Pages

Tuesday, January 29, 2013

WRITING AT 35,000 FEET

I do my best writing on airplanes.

Maybe it's because there's little else to do. I can't go anywhere and the peskiness of regular life - the laundry to be done, the accounts to be reviewed, the seam to be resown, the television shows to flip idly through - simply aren't there.

Maybe it's because, being in Alaska, even the shortest flights out of state are a minimum of three hours. Three hours of airline-mandated butt in chair. I've never sat for three hours straight while writing, not even on the one day in which I wrote eight thousand words. I can maybe go fifty minutes at a run.

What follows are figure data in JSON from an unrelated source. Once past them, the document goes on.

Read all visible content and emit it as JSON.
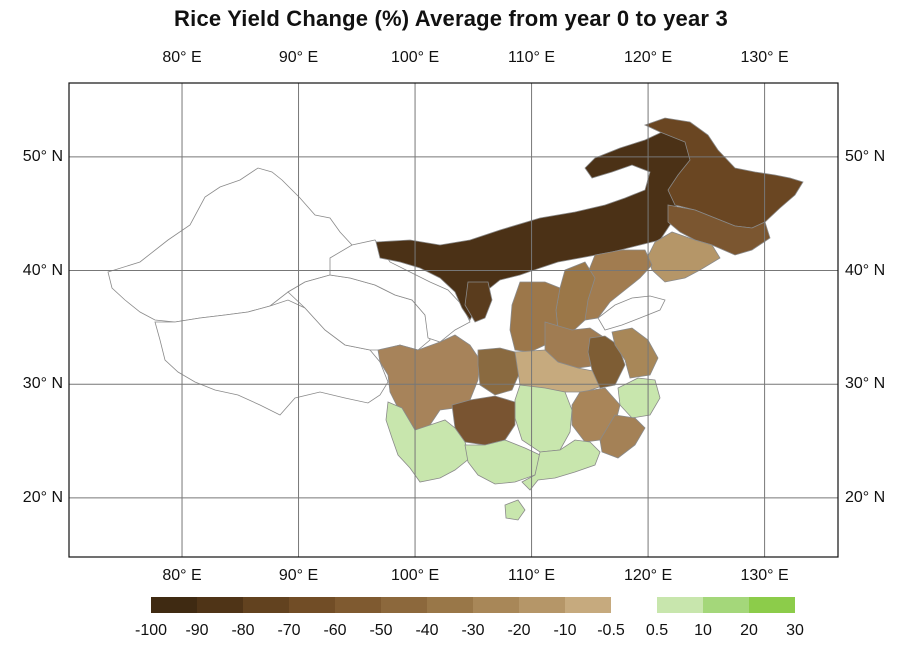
{
  "map": {
    "title": "Rice Yield Change (%)  Average from year 0 to year 3",
    "lon_ticks": [
      {
        "lon": 80,
        "label": "80° E"
      },
      {
        "lon": 90,
        "label": "90° E"
      },
      {
        "lon": 100,
        "label": "100° E"
      },
      {
        "lon": 110,
        "label": "110° E"
      },
      {
        "lon": 120,
        "label": "120° E"
      },
      {
        "lon": 130,
        "label": "130° E"
      }
    ],
    "lat_ticks": [
      {
        "lat": 50,
        "label": "50° N"
      },
      {
        "lat": 40,
        "label": "40° N"
      },
      {
        "lat": 30,
        "label": "30° N"
      },
      {
        "lat": 20,
        "label": "20° N"
      }
    ],
    "lon_range": [
      70.3,
      136.3
    ],
    "lat_range": [
      14.8,
      56.5
    ],
    "colors": {
      "no_data": "#ffffff",
      "outline": "#7a7a7a",
      "grid": "#777777"
    }
  },
  "legend": {
    "swatches": [
      "#3f2a12",
      "#4f3417",
      "#62421f",
      "#714d26",
      "#7f5a30",
      "#8c683c",
      "#997748",
      "#a88758",
      "#b59668",
      "#c6aa7e",
      "#ffffff",
      "#c8e6ad",
      "#a4d77a",
      "#8ccc4a"
    ],
    "labels": [
      "-100",
      "-90",
      "-80",
      "-70",
      "-60",
      "-50",
      "-40",
      "-30",
      "-20",
      "-10",
      "-0.5",
      "0.5",
      "10",
      "20",
      "30"
    ]
  }
}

Maybe it's because pretty much everything about airplanes bothers me. The rude travelers, the generally unsanitary conditions, the noise, the terrible food [with the exception of the Alaska Airlines fruit & cheese plate, which is amazing (unless you're flying out of Boston, in which case it's inexplicably yucky - I know there's good cheese back there)]. So I can either fester in my anger at and disdain for the other travelers or the delays, or I can bow my head, pull of my headphones, and drop right out of the sky into another world. One that exists because I enjoy it.

Reading is great escapism. Writing at 35, 000 feet is divine.

I'm actively (desperately?) seeking earthbound places in which writing comes as easily.

4 comments:

  1. I rarely fly anywhere. Maybe I should start, yes? ;)

    ReplyDelete
    Replies
    1. Next time you fly, just pay attention to productivity...then report back. :)

      Delete
  2. That is an expensive damn way to write a book, Jacques.